The interior decoration of the premises remained virtually undamaged throughout the entire period; only portraits of the rulers of the Russian Empire were removed from the interiors created by Bilibin.

Perhaps someday the building will be opened for excursions; it is planned to create a museum of the history of money here.

The memorable building on Nastasinsky Lane was built in 1913-1916 for the Loan Treasury according to the design of the outstanding architect V.A. Pokrovsky, one of the founders of the neo-Russian style. Its architectural solution is close to that of the State Bank building in Nizhny Novgorod, built by Pokrovsky shortly before (also together with B. Nilus, who built a lot for banks).

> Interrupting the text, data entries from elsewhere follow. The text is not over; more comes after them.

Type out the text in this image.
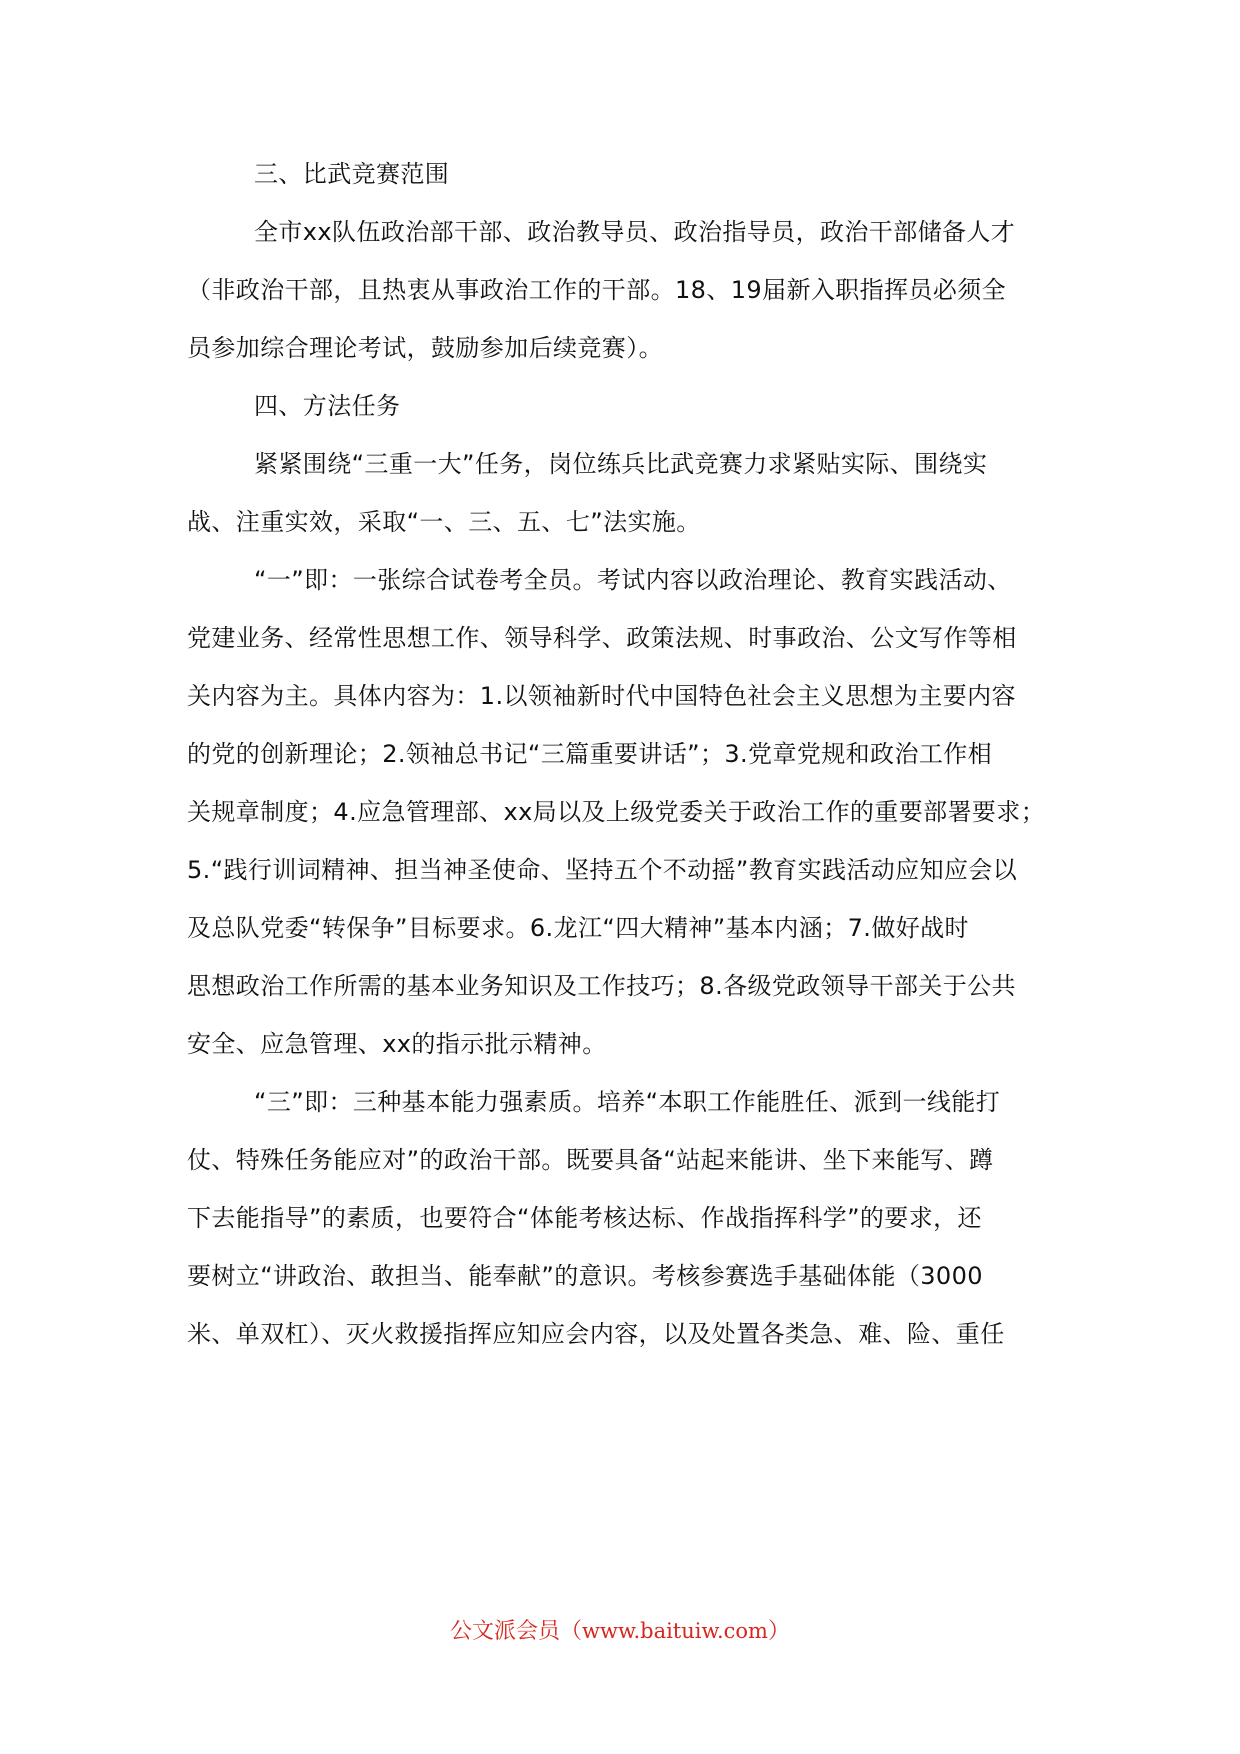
三、比武竞赛范围
全市xx队伍政治部干部、政治教导员、政治指导员，政治干部储备人才
（非政治干部，且热衷从事政治工作的干部。18、19届新入职指挥员必须全
员参加综合理论考试，鼓励参加后续竞赛）。
四、方法任务
紧紧围绕“三重一大”任务，岗位练兵比武竞赛力求紧贴实际、围绕实
战、注重实效，采取“一、三、五、七”法实施。
“一”即：一张综合试卷考全员。考试内容以政治理论、教育实践活动、
党建业务、经常性思想工作、领导科学、政策法规、时事政治、公文写作等相
关内容为主。具体内容为：1.以领袖新时代中国特色社会主义思想为主要内容
的党的创新理论；2.领袖总书记“三篇重要讲话”；3.党章党规和政治工作相
关规章制度；4.应急管理部、xx局以及上级党委关于政治工作的重要部署要求；
5.“践行训词精神、担当神圣使命、坚持五个不动摇”教育实践活动应知应会以
及总队党委“转保争”目标要求。6.龙江“四大精神”基本内涵；7.做好战时
思想政治工作所需的基本业务知识及工作技巧；8.各级党政领导干部关于公共
安全、应急管理、xx的指示批示精神。
“三”即：三种基本能力强素质。培养“本职工作能胜任、派到一线能打
仗、特殊任务能应对”的政治干部。既要具备“站起来能讲、坐下来能写、蹲
下去能指导”的素质，也要符合“体能考核达标、作战指挥科学”的要求，还
要树立“讲政治、敢担当、能奉献”的意识。考核参赛选手基础体能（3000
米、单双杠）、灭火救援指挥应知应会内容，以及处置各类急、难、险、重任
公文派会员（www.baituiw.com）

The Moscow Loan Treasury was an institution that actually performed the functions of a pawnshop: it issued short-term loans in amounts up to 1 thousand rubles. for a period of 12 months at 6% per annum, secured by gold, silver or valuables.

The style of the building was determined by the widely celebrated 300th anniversary of the House of Romanov in 1913. The architect created a recognizable image, stylizing (and sometimes almost directly quoting) images of Naryshkin style architecture with characteristic white stone details - they are referenced by the second floor platbands with hanging weights, “recumbent” windows and white stone ridges that complete the attic, decorated with double-headed eagles, alternating with the Moscow coat of arms The diamond rustication on the facade probably refers to the famous Church of the Sign in Dubrovitsy, but the overall symmetry of the facade creates the image of a representative public building. The spectacular silhouette of the building is also formed by the small tower with a spire crowning it and the tented canopy above the entrance, which are especially interesting from angles opening from Tverskaya Street. Under the windows on the central part of the facade there is a stylized inscription “Russian Loan Treasury” and the dates of construction - 1913-1916.

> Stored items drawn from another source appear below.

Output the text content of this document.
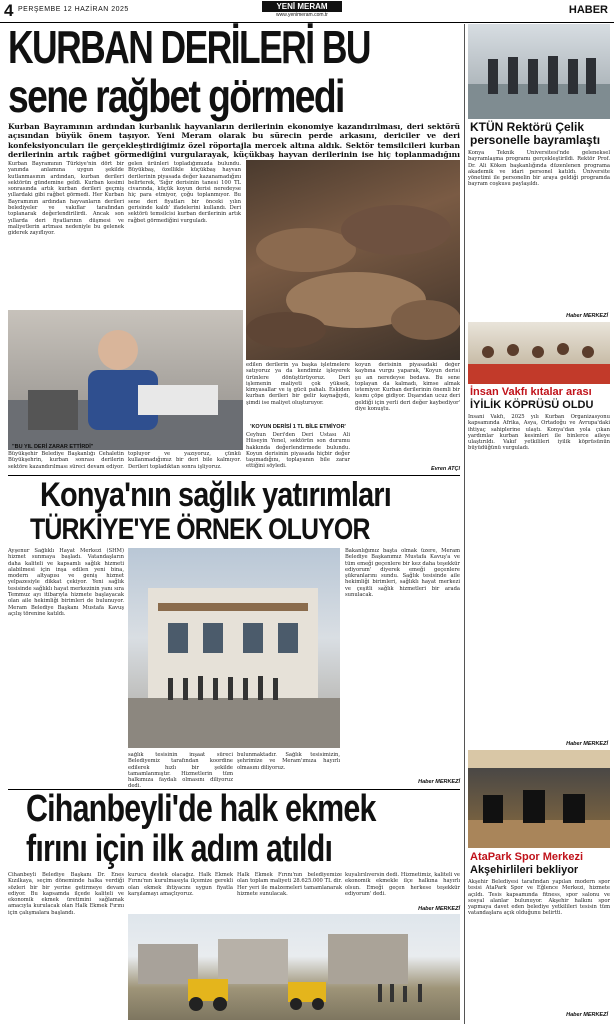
4 PERŞEMBE 12 HAZİRAN 2025	YENİ MERAM
www.yenimeram.com.tr	HABER
KURBAN DERİLERİ BU
sene rağbet görmedi
Kurban Bayramının ardından kurbanlık hayvanların derilerinin ekonomiye kazandırılması, deri sektörü açısından büyük önem taşıyor. Yeni Meram olarak bu sürecin perde arkasını, dericiler ve deri konfeksiyoncuları ile gerçekleştirdiğimiz özel röportajla mercek altına aldık. Sektör temsilcileri kurban derilerinin artık rağbet görmediğini vurgularayak, küçükbaş hayvan derilerinin ise hiç toplanmadığını
Kurban Bayramının Türkiye'nin dört bir yanında anlamına uygun şekilde kutlanmasının ardından, kurban derileri sektörün gündemine geldi. Kurban kesimi sonrasında artık kurban derileri geçmiş yıllardaki gibi rağbet görmedi. Her Kurban Bayramının ardından hayvanların derileri belediyeler ve vakıflar tarafından toplanarak değerlendirilirdi. Ancak son yıllarda deri fiyatlarının düşmesi ve maliyetlerin artması nedeniyle bu gelenek giderek zayıflıyor.
gelen ürünleri topladığımızda bulundu. Büyükbaş, özellikle küçükbaş hayvan derilerinin piyasada değer kazanamadığını belirterek, 'Sığır derisinin tanesi 100 TL civarında, küçük koyun derisi neredeyse hiç para etmiyor, çoğu toplanmıyor. Bu sene deri fiyatları bir önceki yılın gerisinde kaldı' ifadelerini kullandı. Deri sektörü temsilcisi kurban derilerinin artık rağbet görmediğini vurguladı.
"BU YIL DERİ ZARAR ETTİRDİ"
Büyükşehir Belediye Başkanlığı Cehaletin Büyükşehrin, kurban sonrası derilerin sektöre kazandırılması süreci devam ediyor.
topluyor ve yazıyoruz, çünkü kullanmadığımız bir deri bile kalmıyor. Derileri topladıktan sonra işliyoruz.
edilen derilerin ya başka işletmelere satıyoruz ya da kendimiz işleyerek ürünlere dönüştürüyoruz. Deri işlemenin maliyeti çok yüksek, kimyasallar ve iş gücü pahalı. Eskiden kurban derileri bir gelir kaynağıydı, şimdi ise maliyet oluşturuyor.
'KOYUN DERİSİ 1 TL BİLE ETMİYOR'
Ceyhun Deri'den Deri Ustası Ali Hüseyin Yenel, sektörün son durumu hakkında değerlendirmede bulundu. Koyun derisinin piyasada hiçbir değer taşımadığını, toplayanın bile zarar ettiğini söyledi.
koyun derisinin piyasadaki değer kaybına vurgu yaparak, 'Koyun derisi şu an neredeyse bedava. Bu sene toplayan da kalmadı, kimse almak istemiyor. Kurban derilerinin önemli bir kısmı çöpe gidiyor. Dışarıdan ucuz deri geldiği için yerli deri değer kaybediyor' diye konuştu.
Evren ATÇI
Konya'nın sağlık yatırımları
TÜRKİYE'YE ÖRNEK OLUYOR
Ayşenur Sağlıklı Hayat Merkezi (SHM) hizmet sunmaya başladı. Vatandaşların daha kaliteli ve kapsamlı sağlık hizmeti alabilmesi için inşa edilen yeni bina, modern altyapısı ve geniş hizmet yelpazesiyle dikkat çekiyor. Yeni sağlık tesisinde sağlıklı hayat merkezinin yanı sıra Temmuz ayı itibarıyla hizmete başlayacak olan aile hekimliği birimleri de bulunuyor. Meram Belediye Başkanı Mustafa Kavuş açılış törenine katıldı.
sağlık tesisinin inşaat süreci Belediyemiz tarafından koordine edilerek hızlı bir şekilde tamamlanmıştır. Hizmetlerin tüm halkımıza faydalı olmasını diliyoruz dedi.
bulunmaktadır. Sağlık tesisimizin, şehrimize ve Meram'ımıza hayırlı olmasını diliyoruz.
Bakanlığımız başta olmak üzere, Meram Belediye Başkanımız Mustafa Kavuş'a ve tüm emeği geçenlere bir kez daha teşekkür ediyorum' diyerek emeği geçenlere şükranlarını sundu. Sağlık tesisinde aile hekimliği birimleri, sağlıklı hayat merkezi ve çeşitli sağlık hizmetleri bir arada sunulacak.
Haber MERKEZİ
Cihanbeyli'de halk ekmek
fırını için ilk adım atıldı
Cihanbeyli Belediye Başkanı Dr. Enes Kızılkaya, seçim döneminde halka verdiği sözleri bir bir yerine getirmeye devam ediyor. Bu kapsamda ilçede kaliteli ve ekonomik ekmek üretimini sağlamak amacıyla kurulacak olan Halk Ekmek Fırını için çalışmalara başlandı.
kurucu destek olacağız. Halk Ekmek Fırını'nın kurulmasıyla ilçemize gerekli olan ekmek ihtiyacını uygun fiyatla karşılamayı amaçlıyoruz.
Halk Ekmek Fırını'nın belediyemize olan toplam maliyeti 28.625.000 TL dir. Her yeri ile malzemeleri tamamlanarak hizmete sunulacak.
kuyalırılıversin dedi. Hizmetimiz, kaliteli ve ekonomik ekmekle ilçe halkına hayırlı olsun. Emeği geçen herkese teşekkür ediyorum' dedi.
Haber MERKEZİ
KTÜN Rektörü Çelik personelle bayramlaştı
Konya Teknik Üniversitesi'nde geleneksel bayramlaşma programı gerçekleştirildi. Rektör Prof. Dr. Ali Köken başkanlığında düzenlenen programa akademik ve idari personel katıldı. Üniversite yönetimi ile personelin bir araya geldiği programda bayram coşkusu paylaşıldı.
Haber MERKEZİ
İnsan Vakfı kıtalar arası
İYİLİK KÖPRÜSÜ OLDU
İnsani Vakfı, 2025 yılı Kurban Organizasyonu kapsamında Afrika, Asya, Ortadoğu ve Avrupa'daki ihtiyaç sahiplerine ulaştı. Konya'dan yola çıkan yardımlar kurban kesimleri ile binlerce aileye ulaştırıldı. Vakıf yetkilileri iyilik köprüsünün büyüdüğünü vurguladı.
Haber MERKEZİ
AtaPark Spor Merkezi
Akşehirlileri bekliyor
Akşehir Belediyesi tarafından yapılan modern spor tesisi AtaPark Spor ve Eğlence Merkezi, hizmete açıldı. Tesis kapsamında fitness, spor salonu ve sosyal alanlar bulunuyor. Akşehir halkını spor yapmaya davet eden belediye yetkilileri tesisin tüm vatandaşlara açık olduğunu belirtti.
Haber MERKEZİ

The interiors of the building, currently inaccessible to the public, were painted according to sketches by Ivan Bilibin. The double-headed eagle with crowns he painted, repeated many times both in the interior paintings and in the white stone design of the facade, became one of the symbols of the State Bank and was printed on banknotes.

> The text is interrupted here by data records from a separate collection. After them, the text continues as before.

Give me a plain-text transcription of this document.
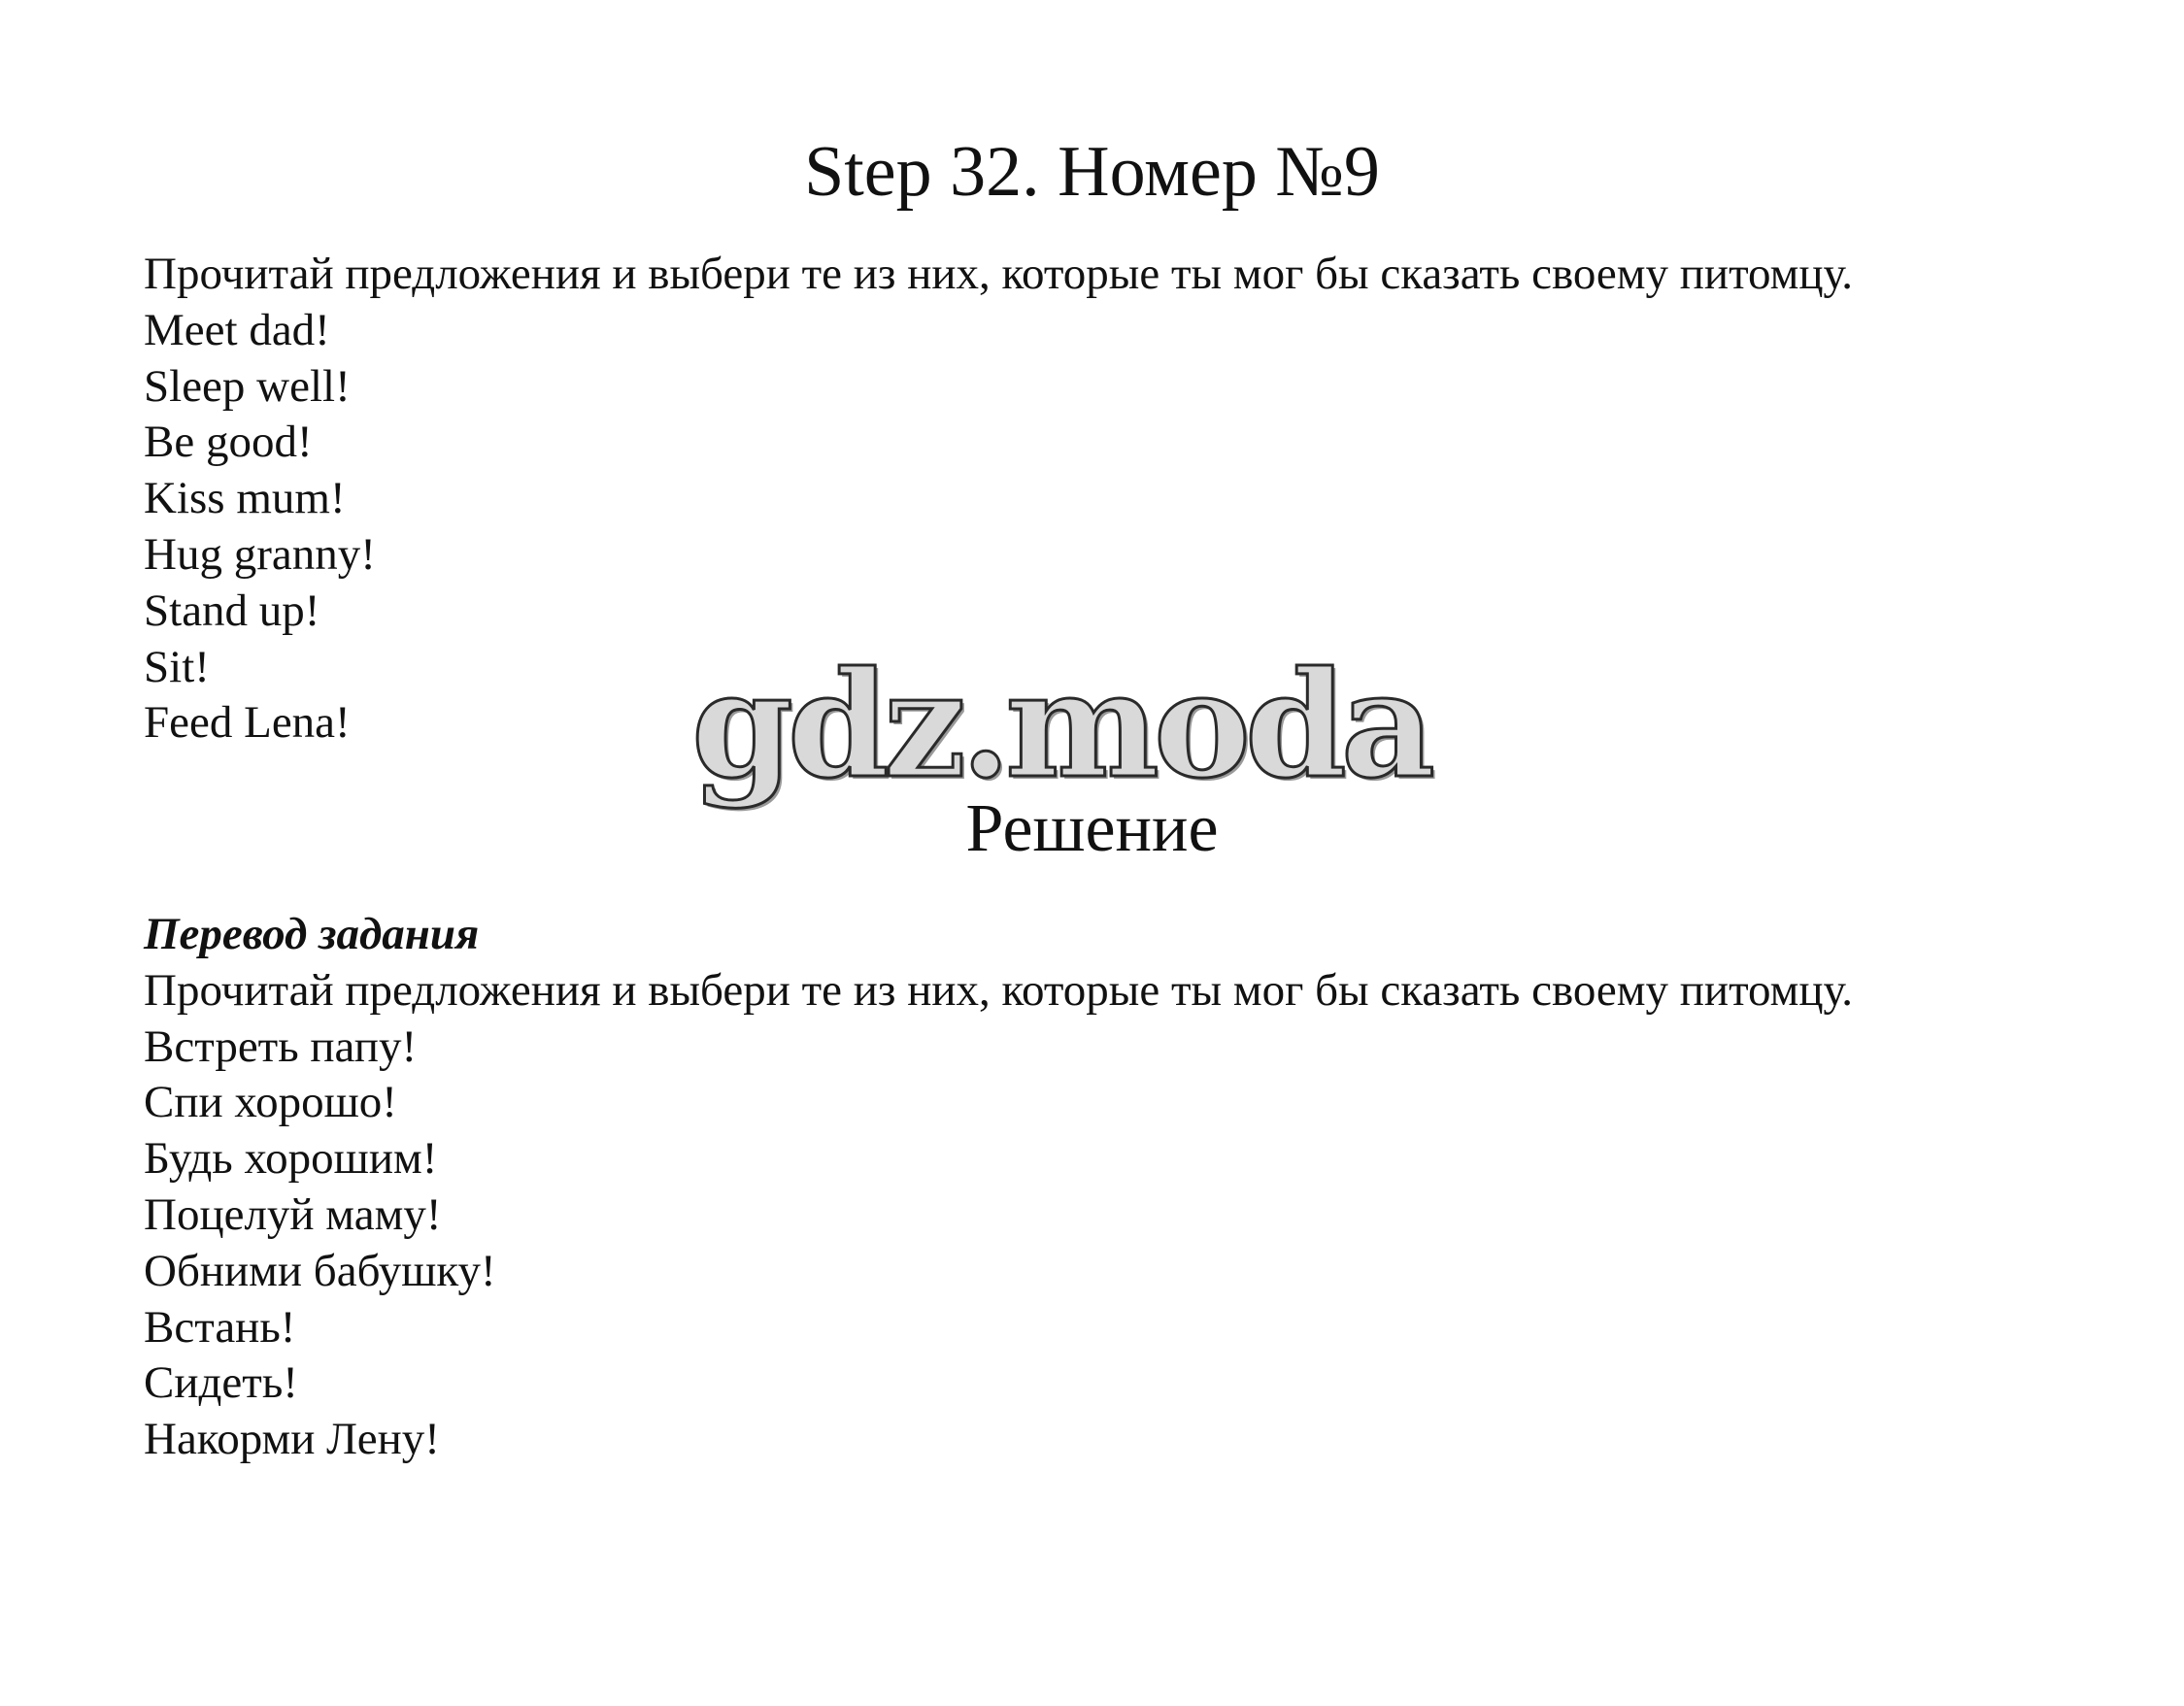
Step 32. Номер №9
Прочитай предложения и выбери те из них, которые ты мог бы сказать своему питомцу.
Meet dad!
Sleep well!
Be good!
Kiss mum!
Hug granny!
Stand up!
Sit!
Feed Lena!	gdz.moda
Решение
Перевод задания
Прочитай предложения и выбери те из них, которые ты мог бы сказать своему питомцу.
Встреть папу!
Спи хорошо!
Будь хорошим!
Поцелуй маму!
Обними бабушку!
Встань!
Сидеть!
Накорми Лену!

In 1920, on the basis of the Moscow Loan Treasury, by decree of the Council of People's Commissars, the State Repository of Valuables (Gokhran) was created in order to create a unified apparatus for recording and storing valuables of a material nature, seized from liquidated trading enterprises (which traded them), from banks (where the valuables were located) in the form of deposits in storage or in safes), from private city and government pawnshops.

The double-headed eagles that decorated the building were knocked down (they were restored only in the post-Soviet period).

G.A.’s colorful testimony about the life of the building at this time has been preserved. Solomon, attracted to the implementation of national values: “We stopped at a large five-story building. I entered it, and... reality immediately disappeared somewhere, and a fairy tale took its place. I was suddenly transported back to childhood, to that happy time when my nanny told me in her measured, calm voice fairy tales about robbers who stored the treasures they had looted in deep basements... And then the fairy tale stood before me... I wandered through the huge rooms littered with chests, baskets, boxes, just bundles in old torn sheets, tablecloths... All this was full of jewelry, somehow dumped in these rooms... In some places, jewelry lay in heaps on the floor, on the windowsills. Antique silver dishes were lying around along with artistically crafted tiaras, necklaces, cigarette cases, earrings, silver and gold snuff boxes... Everything was thrown somehow together... There were baskets completely filled with precious stones without frames... There were also royal jewels ... There were purely museum items lying around... and all this without any accounting. True, there were sentries both outside and inside. There was also a manager who did not have the slightest idea about the quantity or value of the jewelry in his department...”

Since 1941 the building has been occupied State bank, now Central Bank.